La lettre de licenciement fait état de divers manquements de la salariée, notamment son opposition permanente aux instructions de sa hiérarchie et son désaccord manifesté à l’égard de la politique de l’entreprise.
Elle a contesté son licenciement en justice.
Les juges prud’homaux ont affirmé que le licenciement reposait sur une cause réelle et sérieuse.
Les juges d’appel ont confirmé le jugement aux motifs que les dits manquements rejaillissaient sur le bon fonctionnement de l’entreprise « et ce d’autant plus qu’elle occupait un poste de cadre hors classification et que son comportement avait, de ce fait, des conséquences rapidement délétères sur l’ensemble de l’équipe ce qui était constitutif d’une insuffisance professionnelle ».

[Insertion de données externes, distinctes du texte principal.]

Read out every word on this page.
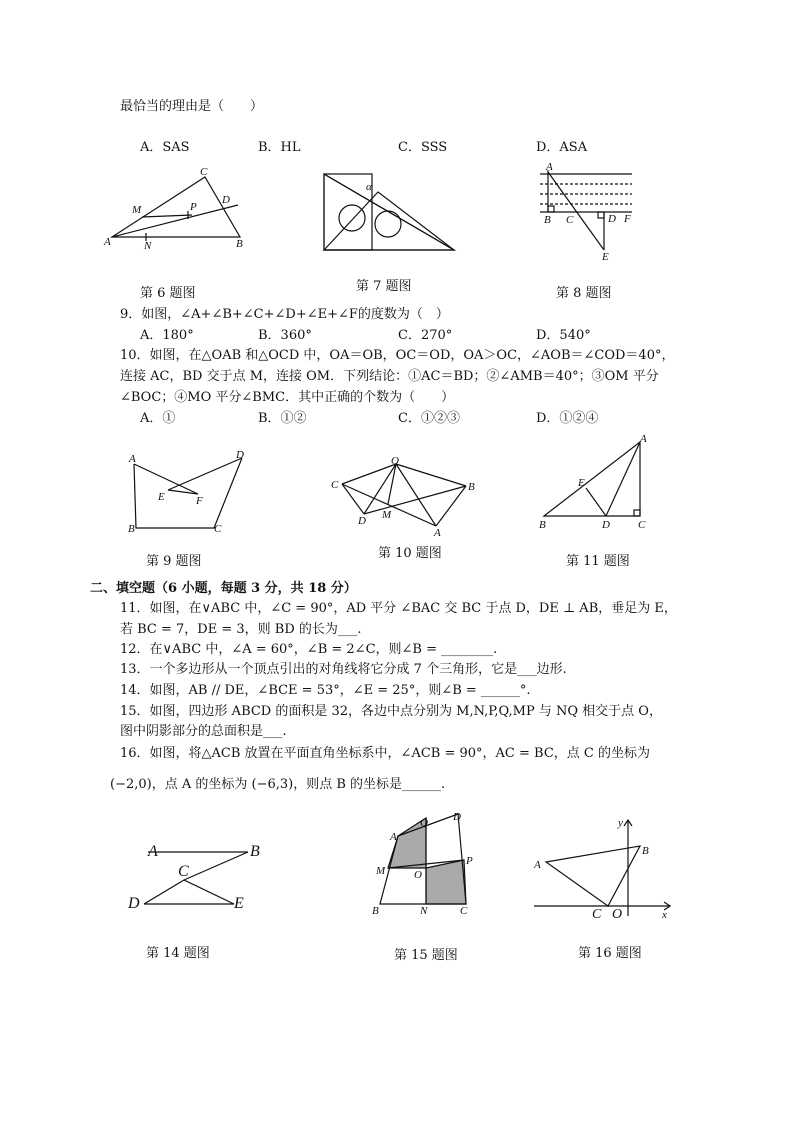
最恰当的理由是（　　）
A．SAS	B．HL	C．SSS	D．ASA
C
M	P
D
A	N	B
第 6 题图
α
第 7 题图
A
B C	D F
E
第 8 题图
9．如图，∠A+∠B+∠C+∠D+∠E+∠F的度数为（　）
A．180°	B．360°	C．270°	D．540°
10．如图，在△OAB 和△OCD 中，OA＝OB，OC＝OD，OA＞OC，∠AOB＝∠COD＝40°，
连接 AC，BD 交于点 M，连接 OM．下列结论：①AC＝BD；②∠AMB＝40°；③OM 平分
∠BOC；④MO 平分∠BMC．其中正确的个数为（　　）
A．①	B．①②	C．①②③	D．①②④
A	D
E	F
B	C
第 9 题图
O
C	B
M
D
A
第 10 题图
A
E
B	D	C
第 11 题图
二、填空题（6 小题，每题 3 分，共 18 分）
11．如图，在∨ABC 中，∠C = 90°，AD 平分 ∠BAC 交 BC 于点 D，DE ⊥ AB，垂足为 E，
若 BC = 7，DE = 3，则 BD 的长为___.
12．在∨ABC 中，∠A = 60°，∠B = 2∠C，则∠B = ________.
13．一个多边形从一个顶点引出的对角线将它分成 7 个三角形，它是___边形.
14．如图，AB // DE，∠BCE = 53°，∠E = 25°，则∠B = ______°.
15．如图，四边形 ABCD 的面积是 32，各边中点分别为 M,N,P,Q,MP 与 NQ 相交于点 O，
图中阴影部分的总面积是___.
16．如图，将△ACB 放置在平面直角坐标系中，∠ACB = 90°，AC = BC，点 C 的坐标为
(−2,0)，点 A 的坐标为 (−6,3)，则点 B 的坐标是______.
A	B
C
D	E
第 14 题图
Q D
A
P
M	O
B	N	C
第 15 题图
y
B
A
C O	x
第 16 题图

La salariée s’est pourvue en cassation.
1) Solution de l’arrêt.
La Cour de cassation casse l’arrêt rendu par la Cour d’appel de Versailles et affirme : « alors qu’il résultait de ses constatations qu’il était fait grief à la salariée d’avoir refusé de manière presque systématique de se soumettre aux directives de son responsable hiérarchique, d’avoir refusé de serrer la main de son supérieur et convoquée à son bureau , refusé de s’asseoir, d’avoir critiqué la politique managériale et de s’être opposée, parfois de manière virulente, à son responsable, ce dont il résultait que le licenciement avait été prononcé pour des motifs disciplinaires, la cour d’appel a violé les textes susvisés ».
2) Analyse : distinction du licenciement pour insuffisance professionnelle et pour faute disciplinaire
L’insuffisance professionnelle peut justifier un licenciement, mais ce licenciement ne peut pas être disciplinaire.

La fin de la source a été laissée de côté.